A piece of candy wrap may look small and harmless, but it can kill thousands of sea creatures when thrown out to the ocean as garbage. There’s a massive amount of plastics in the sea that’s slowly destroying our water. It’s a fact that motivated scientists to create and launch the first-ever ocean-cleaning machine that’s set to gather the planet’s biggest plastic trash.
The idea initially came from a teenager. It’s made of a system that will be shipped to the Great Pacific Garbage Patch this summer. The patch located between Hawaii and California was discovered in 1997, which contains 1.8 trillion pieces of plastic trash. This step is the world’s first attempt to solve the issue about our sea garbage.
According to experts, the sea-cleaning machine should be able to gather half of the plastic waste in the patch, which is about 40,000 metric tons within five years.
Developers of the system have been working together to form giant tubes that will be placed on top of the ocean, serving as the skeleton of the sea-cleaning machine. Once done, it will be the most massive floating sea barrier in history.

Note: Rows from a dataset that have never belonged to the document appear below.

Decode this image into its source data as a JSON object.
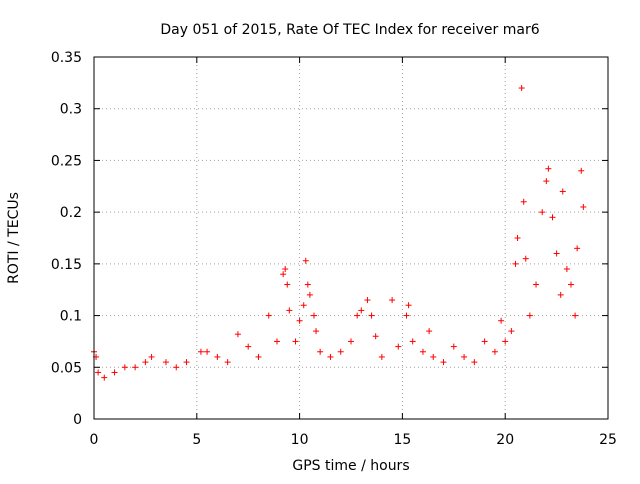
{
  "chart_data": {
    "type": "scatter",
    "title": "Day 051 of 2015, Rate Of TEC Index for receiver mar6",
    "xlabel": "GPS time / hours",
    "ylabel": "ROTI / TECUs",
    "xlim": [
      0,
      25
    ],
    "ylim": [
      0,
      0.35
    ],
    "x_ticks": [
      0,
      5,
      10,
      15,
      20,
      25
    ],
    "y_ticks": [
      0,
      0.05,
      0.1,
      0.15,
      0.2,
      0.25,
      0.3,
      0.35
    ],
    "x_tick_labels": [
      "0",
      "5",
      "10",
      "15",
      "20",
      "25"
    ],
    "y_tick_labels": [
      "0",
      "0.05",
      "0.1",
      "0.15",
      "0.2",
      "0.25",
      "0.3",
      "0.35"
    ],
    "grid": true,
    "legend": "none",
    "marker": "plus",
    "marker_color": "#ff0000",
    "series": [
      {
        "values": [
          [
            0.0,
            0.065
          ],
          [
            0.1,
            0.06
          ],
          [
            0.2,
            0.045
          ],
          [
            0.5,
            0.04
          ],
          [
            1.0,
            0.045
          ],
          [
            1.5,
            0.05
          ],
          [
            2.0,
            0.05
          ],
          [
            2.5,
            0.055
          ],
          [
            2.8,
            0.06
          ],
          [
            3.5,
            0.055
          ],
          [
            4.0,
            0.05
          ],
          [
            4.5,
            0.055
          ],
          [
            5.2,
            0.065
          ],
          [
            5.5,
            0.065
          ],
          [
            6.0,
            0.06
          ],
          [
            6.5,
            0.055
          ],
          [
            7.0,
            0.082
          ],
          [
            7.5,
            0.07
          ],
          [
            8.0,
            0.06
          ],
          [
            8.5,
            0.1
          ],
          [
            8.9,
            0.075
          ],
          [
            9.2,
            0.14
          ],
          [
            9.3,
            0.145
          ],
          [
            9.4,
            0.13
          ],
          [
            9.5,
            0.105
          ],
          [
            9.8,
            0.075
          ],
          [
            10.0,
            0.095
          ],
          [
            10.2,
            0.11
          ],
          [
            10.3,
            0.153
          ],
          [
            10.4,
            0.13
          ],
          [
            10.5,
            0.12
          ],
          [
            10.7,
            0.1
          ],
          [
            10.8,
            0.085
          ],
          [
            11.0,
            0.065
          ],
          [
            11.5,
            0.06
          ],
          [
            12.0,
            0.065
          ],
          [
            12.5,
            0.075
          ],
          [
            12.8,
            0.1
          ],
          [
            13.0,
            0.105
          ],
          [
            13.3,
            0.115
          ],
          [
            13.5,
            0.1
          ],
          [
            13.7,
            0.08
          ],
          [
            14.0,
            0.06
          ],
          [
            14.5,
            0.115
          ],
          [
            14.8,
            0.07
          ],
          [
            15.2,
            0.1
          ],
          [
            15.3,
            0.11
          ],
          [
            15.5,
            0.075
          ],
          [
            16.0,
            0.065
          ],
          [
            16.3,
            0.085
          ],
          [
            16.5,
            0.06
          ],
          [
            17.0,
            0.055
          ],
          [
            17.5,
            0.07
          ],
          [
            18.0,
            0.06
          ],
          [
            18.5,
            0.055
          ],
          [
            19.0,
            0.075
          ],
          [
            19.5,
            0.065
          ],
          [
            19.8,
            0.095
          ],
          [
            20.0,
            0.075
          ],
          [
            20.3,
            0.085
          ],
          [
            20.5,
            0.15
          ],
          [
            20.6,
            0.175
          ],
          [
            20.8,
            0.32
          ],
          [
            20.9,
            0.21
          ],
          [
            21.0,
            0.155
          ],
          [
            21.2,
            0.1
          ],
          [
            21.5,
            0.13
          ],
          [
            21.8,
            0.2
          ],
          [
            22.0,
            0.23
          ],
          [
            22.1,
            0.242
          ],
          [
            22.3,
            0.195
          ],
          [
            22.5,
            0.16
          ],
          [
            22.7,
            0.12
          ],
          [
            22.8,
            0.22
          ],
          [
            23.0,
            0.145
          ],
          [
            23.2,
            0.13
          ],
          [
            23.4,
            0.1
          ],
          [
            23.5,
            0.165
          ],
          [
            23.7,
            0.24
          ],
          [
            23.8,
            0.205
          ]
        ]
      }
    ]
  }
}
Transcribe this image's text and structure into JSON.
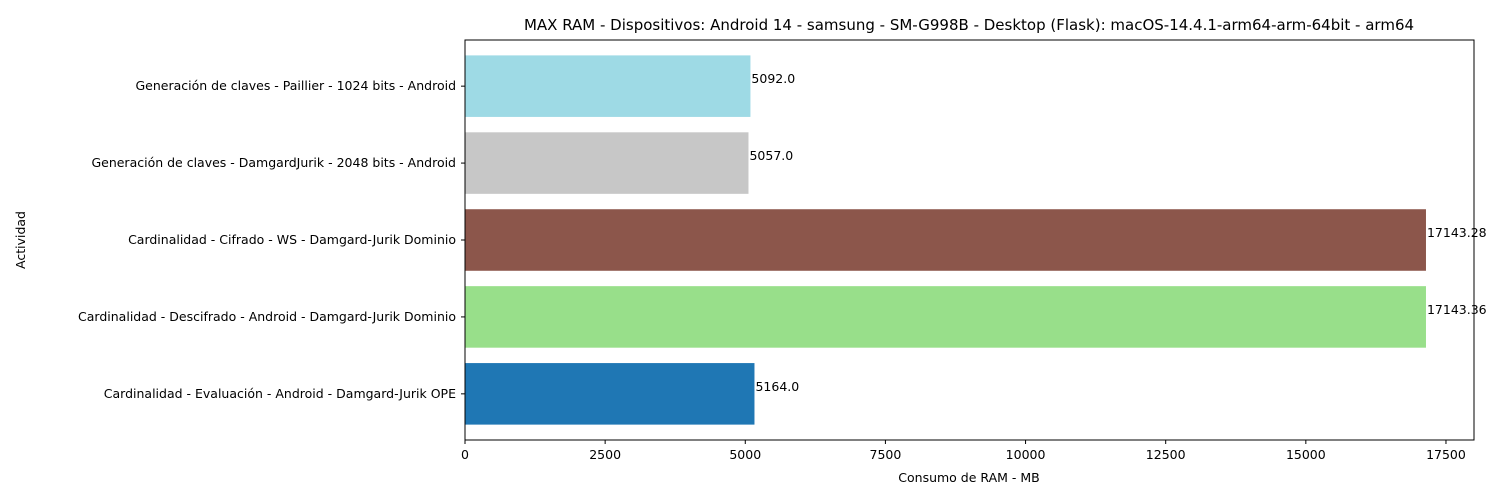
{
  "chart_data": {
    "type": "bar",
    "orientation": "horizontal",
    "title": "MAX RAM - Dispositivos: Android 14 - samsung - SM-G998B - Desktop (Flask): macOS-14.4.1-arm64-arm-64bit - arm64",
    "xlabel": "Consumo de RAM - MB",
    "ylabel": "Actividad",
    "xlim": [
      0,
      18000
    ],
    "xticks": [
      0,
      2500,
      5000,
      7500,
      10000,
      12500,
      15000,
      17500
    ],
    "xtick_labels": [
      "0",
      "2500",
      "5000",
      "7500",
      "10000",
      "12500",
      "15000",
      "17500"
    ],
    "grid": false,
    "categories": [
      "Generación de claves - Paillier - 1024 bits - Android",
      "Generación de claves - DamgardJurik - 2048 bits - Android",
      "Cardinalidad - Cifrado - WS - Damgard-Jurik Dominio",
      "Cardinalidad - Descifrado - Android - Damgard-Jurik Dominio",
      "Cardinalidad - Evaluación - Android - Damgard-Jurik OPE"
    ],
    "values": [
      5092.0,
      5057.0,
      17143.28,
      17143.36,
      5164.0
    ],
    "value_labels": [
      "5092.0",
      "5057.0",
      "17143.28",
      "17143.36",
      "5164.0"
    ],
    "colors": [
      "#9edae5",
      "#c7c7c7",
      "#8c564b",
      "#98df8a",
      "#1f77b4"
    ]
  }
}
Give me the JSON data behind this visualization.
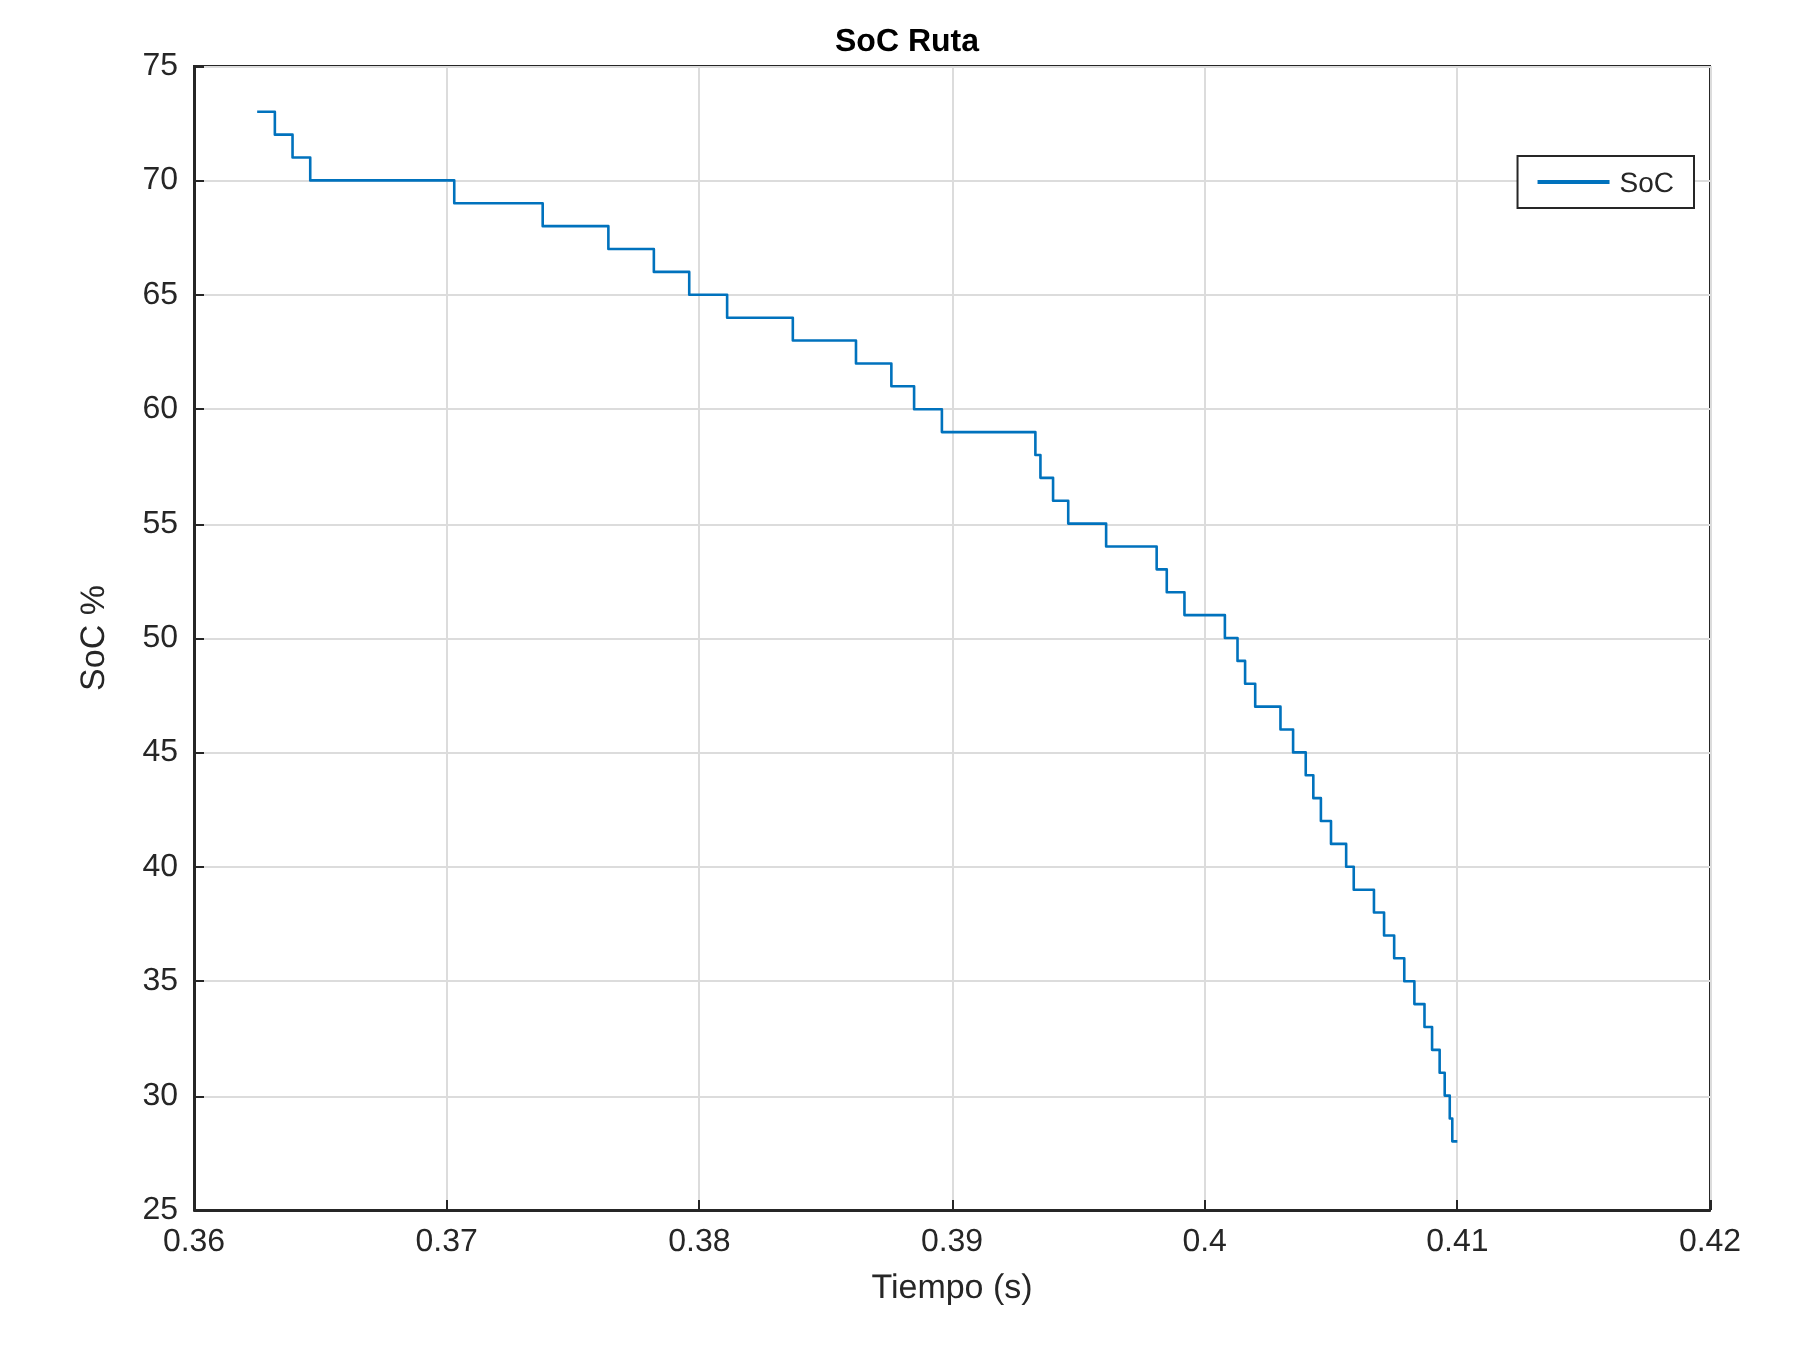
{
  "chart_data": {
    "type": "step",
    "title": "SoC Ruta",
    "xlabel": "Tiempo (s)",
    "ylabel": "SoC %",
    "x": [
      0.3625,
      0.3632,
      0.3639,
      0.3646,
      0.3703,
      0.3738,
      0.3764,
      0.3782,
      0.3796,
      0.3811,
      0.3837,
      0.3862,
      0.3876,
      0.3885,
      0.3896,
      0.3933,
      0.3935,
      0.394,
      0.3946,
      0.3961,
      0.3981,
      0.3985,
      0.3992,
      0.4008,
      0.4013,
      0.4016,
      0.402,
      0.403,
      0.4035,
      0.404,
      0.4043,
      0.4046,
      0.405,
      0.4056,
      0.4059,
      0.4067,
      0.4071,
      0.4075,
      0.4079,
      0.4083,
      0.4087,
      0.409,
      0.4093,
      0.4095,
      0.4097,
      0.4098,
      0.41
    ],
    "series": [
      {
        "name": "SoC",
        "color": "#0072bd",
        "values": [
          73,
          72,
          71,
          70,
          69,
          68,
          67,
          66,
          65,
          64,
          63,
          62,
          61,
          60,
          59,
          58,
          57,
          56,
          55,
          54,
          53,
          52,
          51,
          50,
          49,
          48,
          47,
          46,
          45,
          44,
          43,
          42,
          41,
          40,
          39,
          38,
          37,
          36,
          35,
          34,
          33,
          32,
          31,
          30,
          29,
          28,
          28
        ]
      }
    ],
    "xlim": [
      0.36,
      0.42
    ],
    "xticks": [
      0.36,
      0.37,
      0.38,
      0.39,
      0.4,
      0.41,
      0.42
    ],
    "ylim": [
      25,
      75
    ],
    "yticks": [
      25,
      30,
      35,
      40,
      45,
      50,
      55,
      60,
      65,
      70,
      75
    ],
    "grid": true,
    "legend": "top right",
    "marker": "none",
    "line_style": "solid"
  }
}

The GPGP or the Great Pacific Garbage Patch stretches about 617,763 sq. miles, twice the size of France. Researchers found last month that it now contains at least 79,000 tons of plastic garbage, mostly made up of “ghost gear.”
Ghost gear are fishing gears that have been lost or abandoned in the sea. It’s made up mostly of nets and cords that are usually used as illegal fishing tools.
More than 100,000 sea creatures such as dolphins, whales, and seals die each year because of ghost gear. Based on scientific surveys, besides fishes, the number of seabirds dying due to plastic trash increases every year as well. These animals were found to have a stomach full of small plastics that cause their death.
Many sea creatures mistake the plastics as food. The animals eat the garbage discarded in the sea, making them starve to death. Other marine life gets trapped and die of starvation due to plastic, get strangled, or suffocated.
According to US-based Plastic Oceans Foundation, humans dump about 8 million tons of plastic to the sea every year. 90 percent of these plastic wastes are never recycled. Experts believe that each plastic still exists somewhere or in other forms, in landfills or the environment. Each plastic waste, especially single-use plastic, takes 450 years to decompose.
The first-ever system that tackles gigantic plastic sea-trash is designed by a non-profit technology company, The Ocean Cleanup. The system came from Dutch inventor Boyan Slat when he was 18 years old and was studying aerospace engineering.
“The plastic pollution problem has always been portrayed as something insolvable. The story has always been ‘OK, we can’t clean it up – the best we can do is not make it worse’. To me that’s a very uninspiring message,” according to Mr Slat in his interview with independent.co.uk.
“What I really hope is that the ocean clean-up in this century can be a symbol for us using technology to make things better.”
The machine consists of 40ft plastic pipes, formed together to create a long, snake tube. The tube will be filled with air, so it can float on the ocean surface in an arc, where nylon screens are attached, hanging below under the sea, forming a giant dustpan. The dustpan will be able to catch the plastic sea wastes that are being carried by the water current. However, the screens won’t be able to collect microplastic or tiny fragments. The Sea creatures will be able to escape the nets by swimming underneath them.
The non-profit org, Ocean Cleanup, plans to launch the system and begin de-cluttering starting from the shores of San Francisco Bay. They’re set to work by July, which will eventually extend further.
The team plans to use 60 giant floating pipes that’ll reach a mile from end to end. Then, every six to eight weeks, boats will collect the garbage gathered by the machines.
Inventor, Mr. Slat, was 16 when he saw the ocean trash with his own eyes while driving in Greece. It was the first time he witnessed the massive amount of garbage polluting the ocean.
“There were more bags than fish down there,” Mr. Slat said in an interview.
Two years after, Mr. Slat, invented a solution. When he reached his sixth month in the university, he decided to quit and established The Ocean Cleanup as a company.
The company was able to raise £1.57m from their crowdfunding campaign. In addition to later investment, they now have a total of £28.56m. The Ocean Cleanup has 65 paid staff, including researchers and engineers.
“We as [a] humanity created this problem, so I think it’s our responsibility also to help solve it,” Mr. Slat said.
Slat, 23, believes that the first batch of plastic trash that will be brought to the shore will be a significant milestone.
According to Mr. Slat in his interview with Fast Company, “Most of the plastic is still large, which means that in the next few decades if we don’t get it out, the amount of microplastics can be tenfold or 100-fold. It’s this problem that’s waiting out there to magnify many times unless we can take it out.”